Presiden mengenakan jubah penarik becak, lalu mendatangi kaum penarik becak di negeri gorengan.

"Wah, betis bapak itu kokoh sekali. Pasti sudah teruji untuk menggenjot becak mengelilingi kota" Pak Presiden berjubah penarik becak terkagum-kagum

"Betis??? oh... lah iya atuh pak. Betis ini adalah kekuatan hidup saya. Kalau orang-orang umumnya mengenal peribahasa 'sekali dayuh, satu dua pulau terlewati', nah bagi saya 'sekali genjot, satu-dua kilo saya lewati'" penarik becak mempertontonkan kokohnya betis yang dimilikinya.


"Pak, jika suatu saat harga listrik naik, apa bapak akan keberatan?"

"Eh... saya beritahu nih ya pak. Betis saya ini terbentuk karena menggenjot becak, bukan karena berlatih di Treadmil yang butuh listrik untuk mengoperasikannya. Jangan bapak kira saya punya Treadmil di rumah. Lah mau ditaruh di mana barang semewah itu di rumah bobrok saya? Bapak ada-ada saja. Persetan dengan listrik, saya hanya butuh kayuhan di pedal becak untuk membuat betis sekokoh ini."

------------

Pak Presiden lari terbirit-birit ke istana. Lalu memanggil Pak Menteri Listrik, Pak Menteri Minyak, Pak Menteri Bensin, Pak Penjaga Lalu-lintas.

Dan mengeluarkan titah.

"Lakukan semua yang kalian pandang baik. Penduduk kita ini adalah penduduk yang tegar. Mereka dapat melalui masa-masa sulit ini. Mereka punya kebanggaan terhadap negeri yang kita cintai bersama ini. Apalah arti kenaikan harga di negeri ini??? Mereka mampu menghadapi, dan tak akan keberatan karenanya. Inilah penduduk yang berani menanggung suka dan duka bersama. Mereka pasti BISA......!!!!!!" dengan haru Pak Presiden bertitah.

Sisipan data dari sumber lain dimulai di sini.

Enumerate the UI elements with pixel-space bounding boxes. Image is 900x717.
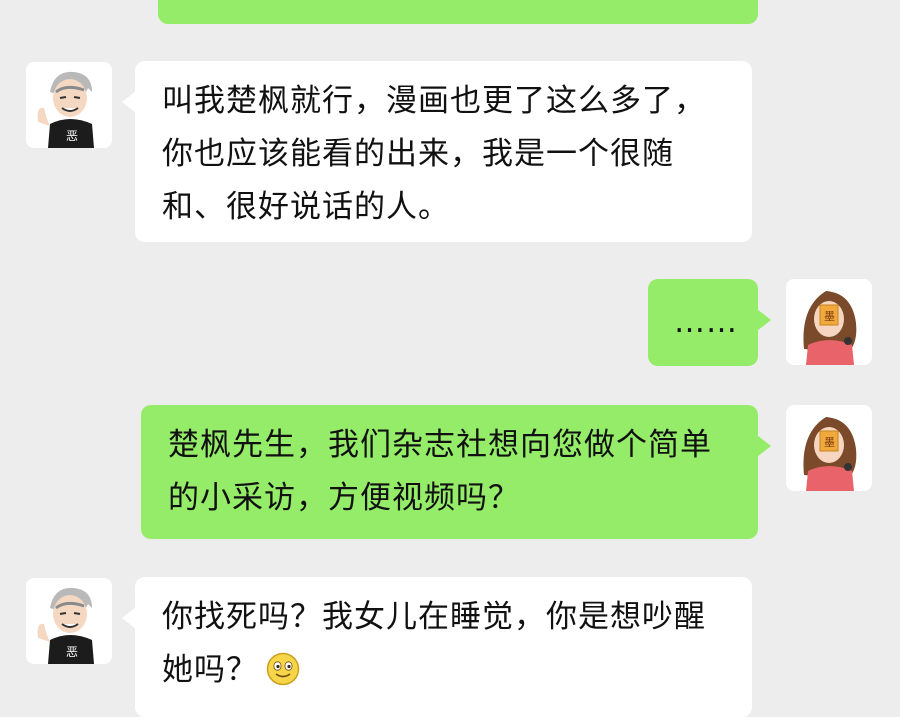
message-text: 你找死吗？我女儿在睡觉，你是想吵醒她吗？ bbox=[162, 599, 706, 688]
message-bubble-outgoing[interactable]: 楚枫先生，我们杂志社想向您做个简单的小采访，方便视频吗？ bbox=[141, 405, 771, 539]
man-avatar-icon: 恶 bbox=[37, 71, 94, 148]
avatar-right[interactable]: 墨 bbox=[786, 405, 872, 491]
chat-window: 恶 叫我楚枫就行，漫画也更了这么多了，你也应该能看的出来，我是一个很随和、很好说… bbox=[0, 0, 900, 717]
message-bubble-outgoing[interactable]: …… bbox=[648, 279, 771, 366]
message-text: 楚枫先生，我们杂志社想向您做个简单的小采访，方便视频吗？ bbox=[168, 427, 712, 516]
svg-text:墨: 墨 bbox=[824, 310, 835, 323]
message-bubble-incoming[interactable]: 你找死吗？我女儿在睡觉，你是想吵醒她吗？ bbox=[122, 577, 752, 717]
man-avatar-icon: 恶 bbox=[37, 587, 94, 664]
smile-emoji-icon bbox=[266, 652, 300, 686]
svg-text:恶: 恶 bbox=[66, 129, 78, 143]
woman-avatar-icon: 墨 bbox=[803, 417, 857, 491]
message-bubble-outgoing-partial[interactable] bbox=[158, 0, 758, 24]
woman-avatar-icon: 墨 bbox=[803, 291, 857, 365]
avatar-right[interactable]: 墨 bbox=[786, 279, 872, 365]
message-text: 叫我楚枫就行，漫画也更了这么多了，你也应该能看的出来，我是一个很随和、很好说话的… bbox=[162, 83, 706, 225]
avatar-left[interactable]: 恶 bbox=[26, 578, 112, 664]
svg-text:墨: 墨 bbox=[824, 436, 835, 449]
svg-text:恶: 恶 bbox=[66, 645, 78, 659]
avatar-left[interactable]: 恶 bbox=[26, 62, 112, 148]
message-text: …… bbox=[674, 304, 738, 340]
message-bubble-incoming[interactable]: 叫我楚枫就行，漫画也更了这么多了，你也应该能看的出来，我是一个很随和、很好说话的… bbox=[122, 61, 752, 242]
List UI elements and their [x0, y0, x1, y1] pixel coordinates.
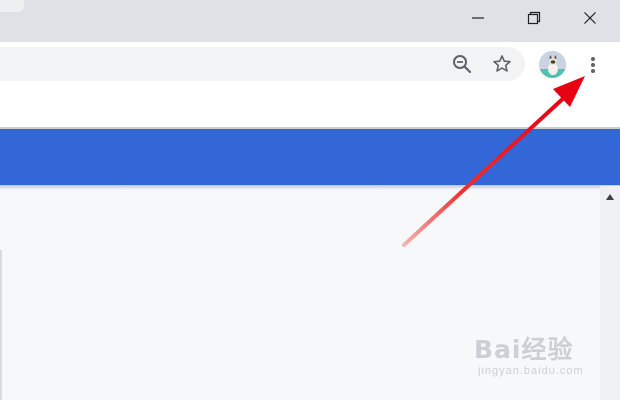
address-bar[interactable] — [0, 47, 525, 81]
zoom-button[interactable] — [451, 53, 473, 75]
close-icon — [584, 12, 596, 24]
profile-picture — [539, 51, 566, 78]
tab-edge[interactable] — [0, 0, 24, 12]
triangle-up-icon — [606, 194, 614, 200]
watermark-logo: Bai经验 — [474, 335, 574, 364]
page-top-area — [0, 86, 620, 127]
blue-banner — [0, 129, 620, 185]
avatar[interactable] — [539, 51, 566, 78]
zoom-out-icon — [453, 55, 472, 74]
restore-icon — [527, 11, 541, 25]
close-button[interactable] — [562, 0, 618, 36]
minimize-button[interactable] — [450, 0, 506, 36]
star-icon — [493, 55, 511, 72]
browser-toolbar — [0, 42, 620, 86]
watermark-url: jingyan.baidu.com — [478, 365, 584, 377]
content-left-edge — [0, 250, 2, 400]
watermark: Bai经验 jingyan.baidu.com — [474, 336, 614, 386]
chrome-menu-button[interactable] — [582, 51, 604, 78]
minimize-icon — [472, 17, 484, 19]
title-bar — [0, 0, 620, 42]
bookmark-star-button[interactable] — [491, 53, 513, 75]
scroll-up-button[interactable] — [603, 192, 617, 202]
kebab-menu-icon — [591, 56, 595, 73]
restore-button[interactable] — [506, 0, 562, 36]
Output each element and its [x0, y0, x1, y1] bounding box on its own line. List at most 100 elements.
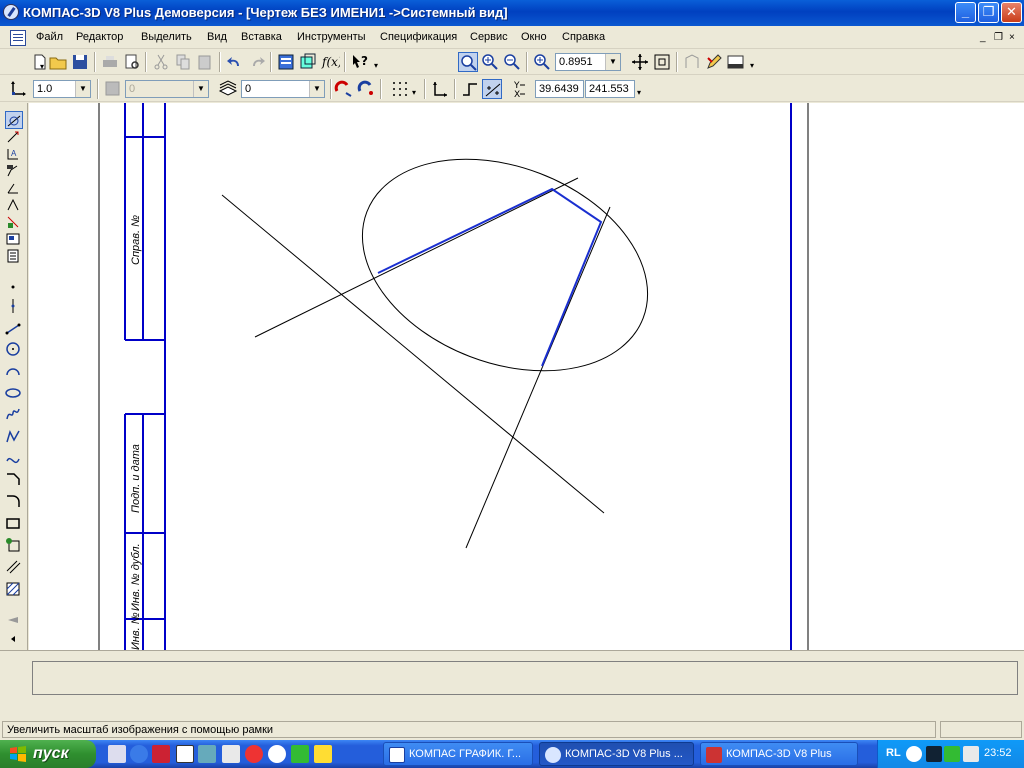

Demikianlah, hilang sudah gundah, cemas, dan menggigil yang dialami Pak Presiden. Dan kantung matanya yang besar itu, cukup mampu menampung semua air mata haru yang hendak dikeluarkan mata Pak Presiden. Dan Pak Presiden tak menangis karenannya.

Sayang, penduduk negeri gorengan tidak memiliki kantung mata sebesar Pak Presiden. Dan mereka menangis, mengeluarkan air mata karenanya. Kantung mata mereka teramat kecil.